Have you ever gone into your drawer and had to search through multiple pairs of black yoga pants to find that ONE pair you really love? I counted recently, and I have 11 pairs of them. ELEVEN! Despite having so many of one type of clothing in my wardrobe, I used to search for deals on black yoga pants every time I went shopping. Until I took a true inventory of what I owned, I just fell back into my regular shopping habits and searched for a deal on what was familiar. I have a feeling you do this too. What items in your closet do you have multiples of? Do you have a dozen pairs of jeans? Several pairs of the same type of running shorts? Twenty t-shirts of the same style?
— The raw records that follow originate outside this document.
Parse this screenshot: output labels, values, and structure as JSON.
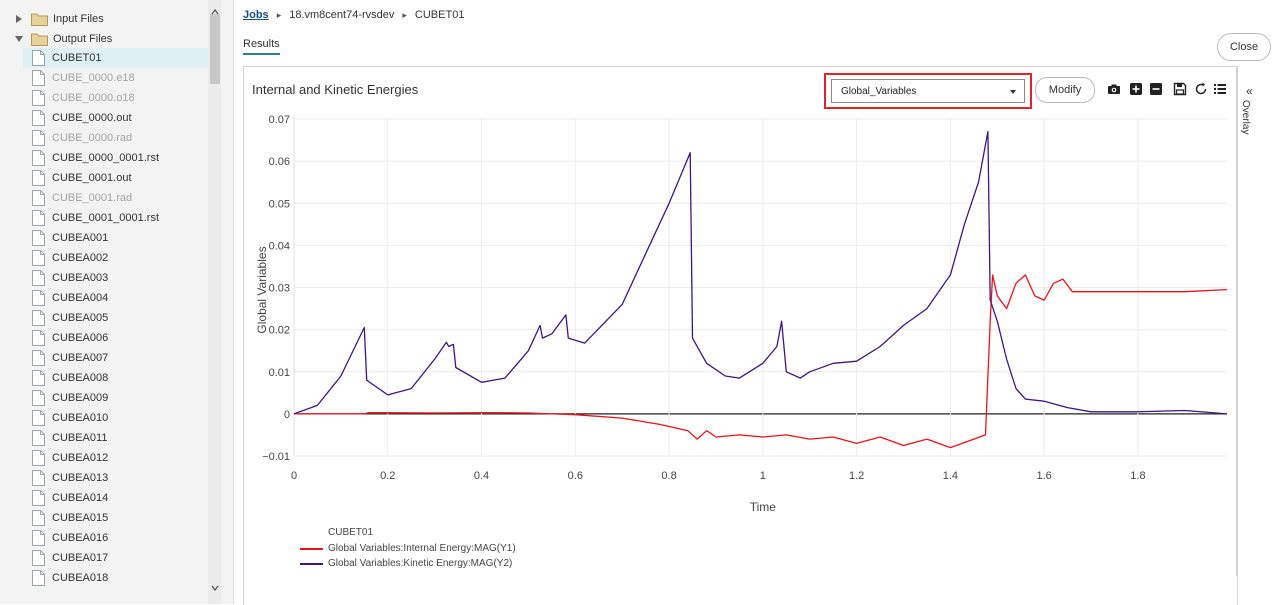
{
  "sidebar": {
    "folders": [
      {
        "label": "Input Files",
        "expanded": false
      },
      {
        "label": "Output Files",
        "expanded": true
      }
    ],
    "files": [
      {
        "label": "CUBET01",
        "dim": false,
        "selected": true
      },
      {
        "label": "CUBE_0000.e18",
        "dim": true
      },
      {
        "label": "CUBE_0000.o18",
        "dim": true
      },
      {
        "label": "CUBE_0000.out",
        "dim": false
      },
      {
        "label": "CUBE_0000.rad",
        "dim": true
      },
      {
        "label": "CUBE_0000_0001.rst",
        "dim": false
      },
      {
        "label": "CUBE_0001.out",
        "dim": false
      },
      {
        "label": "CUBE_0001.rad",
        "dim": true
      },
      {
        "label": "CUBE_0001_0001.rst",
        "dim": false
      },
      {
        "label": "CUBEA001",
        "dim": false
      },
      {
        "label": "CUBEA002",
        "dim": false
      },
      {
        "label": "CUBEA003",
        "dim": false
      },
      {
        "label": "CUBEA004",
        "dim": false
      },
      {
        "label": "CUBEA005",
        "dim": false
      },
      {
        "label": "CUBEA006",
        "dim": false
      },
      {
        "label": "CUBEA007",
        "dim": false
      },
      {
        "label": "CUBEA008",
        "dim": false
      },
      {
        "label": "CUBEA009",
        "dim": false
      },
      {
        "label": "CUBEA010",
        "dim": false
      },
      {
        "label": "CUBEA011",
        "dim": false
      },
      {
        "label": "CUBEA012",
        "dim": false
      },
      {
        "label": "CUBEA013",
        "dim": false
      },
      {
        "label": "CUBEA014",
        "dim": false
      },
      {
        "label": "CUBEA015",
        "dim": false
      },
      {
        "label": "CUBEA016",
        "dim": false
      },
      {
        "label": "CUBEA017",
        "dim": false
      },
      {
        "label": "CUBEA018",
        "dim": false
      }
    ]
  },
  "breadcrumb": {
    "root": "Jobs",
    "job": "18.vm8cent74-rvsdev",
    "file": "CUBET01"
  },
  "tabs": {
    "results": "Results"
  },
  "close_label": "Close",
  "chart_header": {
    "title": "Internal and Kinetic Energies",
    "variable_select": "Global_Variables",
    "modify_label": "Modify"
  },
  "toolbar_icons": [
    "camera-icon",
    "zoom-in-icon",
    "zoom-out-icon",
    "save-icon",
    "reset-icon",
    "list-icon"
  ],
  "overlay": {
    "label": "Overlay",
    "chevron": "«"
  },
  "colors": {
    "internal": "#e8141c",
    "kinetic": "#3d1680",
    "accent": "#2d7f8f",
    "highlight": "#d9262b"
  },
  "chart_data": {
    "type": "line",
    "xlabel": "Time",
    "ylabel": "Global Variables",
    "xlim": [
      0,
      1.99
    ],
    "ylim": [
      -0.012,
      0.072
    ],
    "xticks": [
      0,
      0.2,
      0.4,
      0.6,
      0.8,
      1,
      1.2,
      1.4,
      1.6,
      1.8
    ],
    "xtick_labels": [
      "0",
      "0.2",
      "0.4",
      "0.6",
      "0.8",
      "1",
      "1.2",
      "1.4",
      "1.6",
      "1.8"
    ],
    "yticks": [
      -0.01,
      0,
      0.01,
      0.02,
      0.03,
      0.04,
      0.05,
      0.06,
      0.07
    ],
    "ytick_labels": [
      "−0.01",
      "0",
      "0.01",
      "0.02",
      "0.03",
      "0.04",
      "0.05",
      "0.06",
      "0.07"
    ],
    "legend_title": "CUBET01",
    "series": [
      {
        "name": "Global Variables:Internal Energy:MAG(Y1)",
        "points": [
          [
            0,
            0
          ],
          [
            0.15,
            0
          ],
          [
            0.16,
            0.0003
          ],
          [
            0.3,
            0.0002
          ],
          [
            0.4,
            0.0003
          ],
          [
            0.5,
            0.0002
          ],
          [
            0.6,
            -0.0002
          ],
          [
            0.7,
            -0.001
          ],
          [
            0.78,
            -0.0025
          ],
          [
            0.84,
            -0.004
          ],
          [
            0.86,
            -0.006
          ],
          [
            0.88,
            -0.004
          ],
          [
            0.9,
            -0.0055
          ],
          [
            0.95,
            -0.005
          ],
          [
            1.0,
            -0.0055
          ],
          [
            1.05,
            -0.005
          ],
          [
            1.1,
            -0.006
          ],
          [
            1.15,
            -0.0055
          ],
          [
            1.2,
            -0.007
          ],
          [
            1.25,
            -0.0055
          ],
          [
            1.3,
            -0.0075
          ],
          [
            1.35,
            -0.006
          ],
          [
            1.4,
            -0.008
          ],
          [
            1.45,
            -0.006
          ],
          [
            1.475,
            -0.005
          ],
          [
            1.485,
            0.022
          ],
          [
            1.49,
            0.033
          ],
          [
            1.5,
            0.028
          ],
          [
            1.52,
            0.025
          ],
          [
            1.54,
            0.031
          ],
          [
            1.56,
            0.033
          ],
          [
            1.58,
            0.028
          ],
          [
            1.6,
            0.027
          ],
          [
            1.62,
            0.031
          ],
          [
            1.64,
            0.032
          ],
          [
            1.66,
            0.029
          ],
          [
            1.7,
            0.029
          ],
          [
            1.8,
            0.029
          ],
          [
            1.9,
            0.029
          ],
          [
            1.99,
            0.0295
          ]
        ]
      },
      {
        "name": "Global Variables:Kinetic Energy:MAG(Y2)",
        "points": [
          [
            0,
            0
          ],
          [
            0.05,
            0.002
          ],
          [
            0.1,
            0.009
          ],
          [
            0.15,
            0.0205
          ],
          [
            0.155,
            0.008
          ],
          [
            0.2,
            0.0045
          ],
          [
            0.25,
            0.006
          ],
          [
            0.3,
            0.013
          ],
          [
            0.325,
            0.017
          ],
          [
            0.33,
            0.016
          ],
          [
            0.34,
            0.0165
          ],
          [
            0.345,
            0.011
          ],
          [
            0.4,
            0.0075
          ],
          [
            0.45,
            0.0085
          ],
          [
            0.5,
            0.015
          ],
          [
            0.525,
            0.021
          ],
          [
            0.53,
            0.018
          ],
          [
            0.55,
            0.019
          ],
          [
            0.58,
            0.0235
          ],
          [
            0.585,
            0.018
          ],
          [
            0.62,
            0.0168
          ],
          [
            0.7,
            0.026
          ],
          [
            0.75,
            0.038
          ],
          [
            0.8,
            0.05
          ],
          [
            0.845,
            0.062
          ],
          [
            0.85,
            0.018
          ],
          [
            0.88,
            0.012
          ],
          [
            0.92,
            0.009
          ],
          [
            0.95,
            0.0085
          ],
          [
            1.0,
            0.012
          ],
          [
            1.03,
            0.016
          ],
          [
            1.04,
            0.022
          ],
          [
            1.05,
            0.01
          ],
          [
            1.08,
            0.0085
          ],
          [
            1.1,
            0.01
          ],
          [
            1.15,
            0.012
          ],
          [
            1.2,
            0.0125
          ],
          [
            1.25,
            0.016
          ],
          [
            1.3,
            0.021
          ],
          [
            1.35,
            0.025
          ],
          [
            1.4,
            0.033
          ],
          [
            1.43,
            0.045
          ],
          [
            1.46,
            0.055
          ],
          [
            1.48,
            0.067
          ],
          [
            1.485,
            0.027
          ],
          [
            1.5,
            0.022
          ],
          [
            1.52,
            0.013
          ],
          [
            1.54,
            0.006
          ],
          [
            1.56,
            0.0035
          ],
          [
            1.6,
            0.003
          ],
          [
            1.65,
            0.0015
          ],
          [
            1.7,
            0.0005
          ],
          [
            1.8,
            0.0005
          ],
          [
            1.9,
            0.0008
          ],
          [
            1.99,
            0
          ]
        ]
      }
    ]
  }
}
How about in your pantry or refrigerator? How many bottles of ranch or Italian dressing do you have? How many jars of peanut butter or bags of flour or types of half-eaten cereal? These are items found in most households, and because they’re the “common” items, we often buy more and more of them when we mindlessly shop and fall into routine habits.
Taking inventory is your first line of defense against unintentional spending. Awareness helps you spend less and therefore, save more. After all, even if you find black yoga pants for 50% off or buy another bottle of ranch because there was a $1 off coupon, you’re still spending money on something you don’t currently need.
So, the next time you’re making your grocery list, peek into your pantry and your fridge and take count or better yet, take a picture. Not only will this keep you from adding something to the list that you don’t need, it will prevent you from mindlessly or impulsively buying yet another bottle of ketchup or frozen bag of peas.
Before your best friend and you embark on your next shopping day together, take a count, make a mental note, or snap a picture of your drawer full of jeans, your shelves full of shoes, your rack of dresses and skirts, and your pile of soft graphic tees. Being aware of what you already have will give you that resolve to say “no” when your friend is telling you how stinking cute you look in that #MomLife t-shirt.
A few other categories to take inventory of prior to launching into your weekly errands include:
– Beauty items, such as makeup or hair accessories and products
– Personal care items, including soap, body wash, razors, lotions, and toothpaste
– Towels … oh my gosh, the towels! I cannot even tell you how many times I’ve found amazing deals on soft, luscious, colorful towels at Target and convinced myself that we just did not have enough nice towels in our house. Now that I’m taking inventory, I’m blown away by how many drawers, cabinets, and closets in my house are packed full of every type of towel imaginable.
– Laundry and dishwasher detergents … there are almost always coupons available at the grocery store for these items, convincing you that you should buy more, but remember what I just said. There are ALMOST ALWAYS coupons available when you do actually need to replenish those products.
– Toys! Take a picture of your playroom or your child’s bedroom at its worst and have it handy for when you’re tempted to buy that “must-have” toy that was just marked down.
With all of this being said, I don’t want to discourage you from taking advantage of a great sale or huge discount. As a self-proclaimed frugal shopper, I understand that there are some deals that just cannot be passed up. I completely agree that occasionally, it makes perfect sense to stock up on something if you find an incredible deal and know you’ll be using that item often or that it will get eaten within the next month or two. For example, recently my grocery store was running a 20% discount on organic food items. This included the 24 pack of organic applesauce that my kids love. I already had a stash in my pantry, but because my younger kids each go through 2-3 applesauce pouches per day, I bought all the boxes left on the grocery store shelf. Those boxes full of addictive pouches of puréed fruit are taking up a lot of space on my pantry floor, but when I’m ready to go to the grocery store again, I’ll have a mental image of them being in stock at my house, saving me $12 of mindless grab-and-go shopping next time around.
I hope taking inventory of what’s on your shelves keeps you on the right path of your savings journey. You will likely recognize that you have far more than you truly need, and this awareness will prevent you not only from throwing away extra cash but also save you from being nominated for the next episode of “Hoarders”. Happy Saving!